121865.fb2 Dark Horse - читать онлайн бесплатно полную версию книги . Страница 27

Dark Horse - читать онлайн бесплатно полную версию книги . Страница 27

The red convertible screeched through an intersection. The cab driver took the right-hand turn before it. Remo leaned into the turn, keeping his balance.

The cabby called up. "You still there, buddy?"

"So far."

The taxi driver knew his streets. He ran the cab up a side street and across, getting in front of the convertible. He slammed on the brakes so hard Remo's body was thrown forward. But his feet stuck to the taxi roof as if Krazy-glued.

There was almost a collision. The red convertible J-turned, burned rubber backing up, and sped back the way it had come. In reverse.

The cabby screeched after him.

"This is a one-way street," Remo warned.

"Tell that to the other guy," the cabby snarled.

"You pull this off, and there's twenty bucks in it."

"Don't worry. The meter's running."

Squinting into the airstream, Remo saw the convertible closing in on the oncoming traffic. It would have to slow down soon, or dart up a side street. If the driver could stop in time, which Remo doubted. The maniac was doing sixty, the wrong way on a busy downtown street.

Whether the convertible would have braked in time to cut down a side street will never be known. As it passed one intersection, it ran a red light.

Coming in from the north was a Backgammon Pizza delivery truck, running a yellow.

The person who had ordered the pizza collected a free Pepperoni Supreme later that day. The next of kin of the deliveryman received a sixty-thousand-dollar death benefit, and collected one-point-three million in a wrongful-death suit from the company.

The driver of the red convertible got a pauper's grave, because he was mangled beyond recognition at the moment of impact, then incinerated to a blackened twist of meat when his gas tank ignited.

The smell of burning pizza and human flesh was not long in coming.

The taxi slowed to a stop and Remo hopped off the cab roof. The cabby came out from behind the wheel, his mouth slack in horror and his eyes sick.

Remo reached the twisted, burning mass of metal, and saw the flames shrivel and blacken the driver of the red convertible. When the flames reached the backseat, and the mailing tube, it began jumping and making popcorn sounds. A bullet whined up through the bubbling paint of the roof and knocked out an overhead streetlight.

Remo pulled the cab driver back. "Bullets," he warned.

"You a cop?" the shaken driver croaked.

Remo ignored the question. "So, what's the fare?" he asked.

"How can you think of money at a time like this?"

"Good point," Remo said cheerfully. "Can I keep the tip, too?"

The cabby picked that moment to vomit up his lunch. While he was filling the gutter, Remo slipped away.

He was not having a good day. But there's one consolation, he thought to himself. If there were only two people out to snuff Enrique Espiritu Esperanza, both are now out of the picture.

Even Harold Smith couldn't find fault with that.

Chapter 11

When Remo reached him by phone, Harold W. Smith's reaction was typically Smith.

"You say the second gunman was burned to death?"

"To a crisp," Remo said sourly. "If you're going to quote me, do it right."

"Remo, this is serious."

"The way I see it, Smitty," Remo said absently, lifting the covers of his bed to check on the first gunman, "this is a happy ending. We have our killers."

"But we do not know who hired them," Smith pointed out.

"No, but we can put on our little thinking caps and guess. General Nogeira. Since he's dead and they're dead, Chiun and I should be outta here by sundown. And not a moment too soon."

"I would rather you remained in Los Angeles, Remo."

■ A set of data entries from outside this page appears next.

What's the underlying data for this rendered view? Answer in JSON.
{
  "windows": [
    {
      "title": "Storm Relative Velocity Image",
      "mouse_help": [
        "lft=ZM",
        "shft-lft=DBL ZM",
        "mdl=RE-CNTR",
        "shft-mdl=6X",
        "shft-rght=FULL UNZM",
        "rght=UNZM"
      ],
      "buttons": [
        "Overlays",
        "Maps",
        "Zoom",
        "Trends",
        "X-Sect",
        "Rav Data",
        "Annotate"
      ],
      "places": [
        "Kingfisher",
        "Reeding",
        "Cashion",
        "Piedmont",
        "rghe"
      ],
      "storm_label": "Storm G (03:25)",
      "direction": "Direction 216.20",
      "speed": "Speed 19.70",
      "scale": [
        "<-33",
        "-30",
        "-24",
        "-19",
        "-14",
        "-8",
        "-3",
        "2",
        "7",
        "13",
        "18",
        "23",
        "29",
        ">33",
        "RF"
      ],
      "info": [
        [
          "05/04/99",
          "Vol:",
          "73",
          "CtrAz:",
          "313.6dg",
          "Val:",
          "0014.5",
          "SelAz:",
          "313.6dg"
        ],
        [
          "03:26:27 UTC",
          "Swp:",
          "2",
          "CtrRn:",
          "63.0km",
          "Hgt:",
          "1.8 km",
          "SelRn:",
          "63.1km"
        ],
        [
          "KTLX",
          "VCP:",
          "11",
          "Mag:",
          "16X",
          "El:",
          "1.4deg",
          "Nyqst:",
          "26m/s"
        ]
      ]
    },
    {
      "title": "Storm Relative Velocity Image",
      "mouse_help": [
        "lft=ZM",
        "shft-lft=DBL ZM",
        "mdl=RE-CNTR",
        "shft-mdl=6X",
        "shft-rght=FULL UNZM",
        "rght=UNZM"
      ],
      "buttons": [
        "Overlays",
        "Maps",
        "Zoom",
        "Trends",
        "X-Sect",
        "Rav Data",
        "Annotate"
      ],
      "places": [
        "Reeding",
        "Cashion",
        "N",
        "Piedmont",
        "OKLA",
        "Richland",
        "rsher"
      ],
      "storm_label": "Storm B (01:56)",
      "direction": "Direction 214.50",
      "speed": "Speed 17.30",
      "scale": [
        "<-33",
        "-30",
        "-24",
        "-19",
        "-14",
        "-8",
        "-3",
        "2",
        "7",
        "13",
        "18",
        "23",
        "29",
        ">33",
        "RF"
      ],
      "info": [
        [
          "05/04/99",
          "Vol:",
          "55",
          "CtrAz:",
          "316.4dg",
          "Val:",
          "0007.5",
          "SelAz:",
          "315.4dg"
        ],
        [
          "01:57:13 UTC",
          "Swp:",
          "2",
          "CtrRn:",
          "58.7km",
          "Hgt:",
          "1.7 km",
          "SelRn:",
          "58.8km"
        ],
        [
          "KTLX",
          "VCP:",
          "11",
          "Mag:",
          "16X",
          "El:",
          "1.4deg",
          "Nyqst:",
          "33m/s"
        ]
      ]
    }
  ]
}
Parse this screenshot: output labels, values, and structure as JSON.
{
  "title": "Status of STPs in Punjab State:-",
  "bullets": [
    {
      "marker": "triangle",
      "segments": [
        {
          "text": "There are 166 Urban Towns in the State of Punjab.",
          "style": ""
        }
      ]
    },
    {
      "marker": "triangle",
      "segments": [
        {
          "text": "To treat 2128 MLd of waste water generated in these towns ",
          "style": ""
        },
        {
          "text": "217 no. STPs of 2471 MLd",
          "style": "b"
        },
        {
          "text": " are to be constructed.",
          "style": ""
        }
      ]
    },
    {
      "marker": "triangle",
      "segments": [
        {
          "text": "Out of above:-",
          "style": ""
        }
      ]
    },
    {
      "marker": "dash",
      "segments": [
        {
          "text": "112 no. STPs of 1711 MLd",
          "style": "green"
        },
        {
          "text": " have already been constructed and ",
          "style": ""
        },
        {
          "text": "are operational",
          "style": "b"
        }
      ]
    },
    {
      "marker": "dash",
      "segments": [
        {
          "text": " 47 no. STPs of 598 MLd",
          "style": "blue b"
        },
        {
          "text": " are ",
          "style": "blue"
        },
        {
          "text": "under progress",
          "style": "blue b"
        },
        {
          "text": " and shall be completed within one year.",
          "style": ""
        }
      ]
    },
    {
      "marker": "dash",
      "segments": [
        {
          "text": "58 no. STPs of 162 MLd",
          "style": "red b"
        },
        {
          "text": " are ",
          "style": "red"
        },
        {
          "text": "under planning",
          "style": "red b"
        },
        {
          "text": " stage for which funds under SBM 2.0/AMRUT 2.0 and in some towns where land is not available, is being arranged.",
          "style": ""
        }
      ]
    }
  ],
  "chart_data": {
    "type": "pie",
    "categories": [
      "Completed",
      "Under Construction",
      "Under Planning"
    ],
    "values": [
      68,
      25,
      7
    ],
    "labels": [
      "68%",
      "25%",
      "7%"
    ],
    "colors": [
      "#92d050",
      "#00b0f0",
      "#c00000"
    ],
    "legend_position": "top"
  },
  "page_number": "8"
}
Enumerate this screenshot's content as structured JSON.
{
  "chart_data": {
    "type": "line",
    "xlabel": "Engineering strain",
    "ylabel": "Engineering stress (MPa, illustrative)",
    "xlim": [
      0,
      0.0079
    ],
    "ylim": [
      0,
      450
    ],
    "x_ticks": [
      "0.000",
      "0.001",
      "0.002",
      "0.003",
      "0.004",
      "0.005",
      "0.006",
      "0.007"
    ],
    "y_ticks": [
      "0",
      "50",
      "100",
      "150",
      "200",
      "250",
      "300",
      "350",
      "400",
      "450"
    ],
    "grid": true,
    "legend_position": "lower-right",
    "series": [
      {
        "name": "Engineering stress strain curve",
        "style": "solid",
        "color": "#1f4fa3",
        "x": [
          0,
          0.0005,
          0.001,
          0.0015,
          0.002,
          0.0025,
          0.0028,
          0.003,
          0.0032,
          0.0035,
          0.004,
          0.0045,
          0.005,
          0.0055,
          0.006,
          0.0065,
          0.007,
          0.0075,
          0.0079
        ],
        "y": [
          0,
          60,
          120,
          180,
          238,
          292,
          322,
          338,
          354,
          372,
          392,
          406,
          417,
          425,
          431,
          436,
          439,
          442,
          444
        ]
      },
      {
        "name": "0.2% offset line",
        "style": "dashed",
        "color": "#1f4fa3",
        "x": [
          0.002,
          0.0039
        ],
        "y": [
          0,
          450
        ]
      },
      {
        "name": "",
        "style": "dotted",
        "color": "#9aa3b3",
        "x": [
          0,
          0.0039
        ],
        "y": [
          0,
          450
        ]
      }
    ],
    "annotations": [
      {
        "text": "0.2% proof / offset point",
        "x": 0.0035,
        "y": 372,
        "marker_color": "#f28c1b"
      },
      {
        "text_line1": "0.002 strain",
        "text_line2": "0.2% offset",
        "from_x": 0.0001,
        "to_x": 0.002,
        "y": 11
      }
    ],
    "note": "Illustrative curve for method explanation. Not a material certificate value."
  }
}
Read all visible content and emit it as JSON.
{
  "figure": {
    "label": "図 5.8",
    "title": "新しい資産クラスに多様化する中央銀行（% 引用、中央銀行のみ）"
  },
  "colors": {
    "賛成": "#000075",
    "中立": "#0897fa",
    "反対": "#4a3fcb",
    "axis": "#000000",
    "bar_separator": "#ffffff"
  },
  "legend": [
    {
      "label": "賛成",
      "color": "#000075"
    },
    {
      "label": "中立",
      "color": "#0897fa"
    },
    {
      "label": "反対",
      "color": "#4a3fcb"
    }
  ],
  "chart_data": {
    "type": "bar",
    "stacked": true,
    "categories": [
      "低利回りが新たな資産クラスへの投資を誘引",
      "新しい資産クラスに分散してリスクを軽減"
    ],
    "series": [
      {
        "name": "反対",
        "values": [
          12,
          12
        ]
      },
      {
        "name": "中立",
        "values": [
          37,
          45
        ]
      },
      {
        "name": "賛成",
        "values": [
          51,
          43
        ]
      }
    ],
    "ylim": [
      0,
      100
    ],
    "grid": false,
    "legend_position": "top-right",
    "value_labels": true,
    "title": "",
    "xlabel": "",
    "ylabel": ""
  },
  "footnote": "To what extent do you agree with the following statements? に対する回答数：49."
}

"Sure you don't want what's behind Door Number Two?" Remo asked airily.

"Er, what do you mean?"

"I mean even as we speak, several floors over my head, Chiun is mooning over a certain hatchet-faced Korean anchorwitch."

Harold Smith sucked in a dry breath that seemed forceful enough to dislodge Remo's right eardrum. "Not Cheeta Ching?"

"Funny," Remo said dryly, "that was my exact thought when I first spotted her."

"Ah, do you think this represents a security threat?"

"If by 'threat,' you mean do I think Chiun is on the verge of making a major conquest, no."

"Good."

"On the other hand," Remo added, "she has the hots for me."

"Cheeta Ching?"

"Wants me to be her partner in procreation," Remo said lightly.

"Remo, under no circumstance are you to appear on camera with Cheeta Ching," Harold Smith said tightly.

"Smitty, where Cheeta Ching is concerned, I'm strictly behind the camera. I was running her minicam when her interview was interrupted by the sniper." "Is there a chance your camera picked up anything important?"

"Search me. I dropped it when the ruckus started. It could have picked up anything, from the sniper to Chiun. "

"Remo," Smith said, urgency coming into the lemon-flavored voice, "obtain that tape. I do not care how you do it."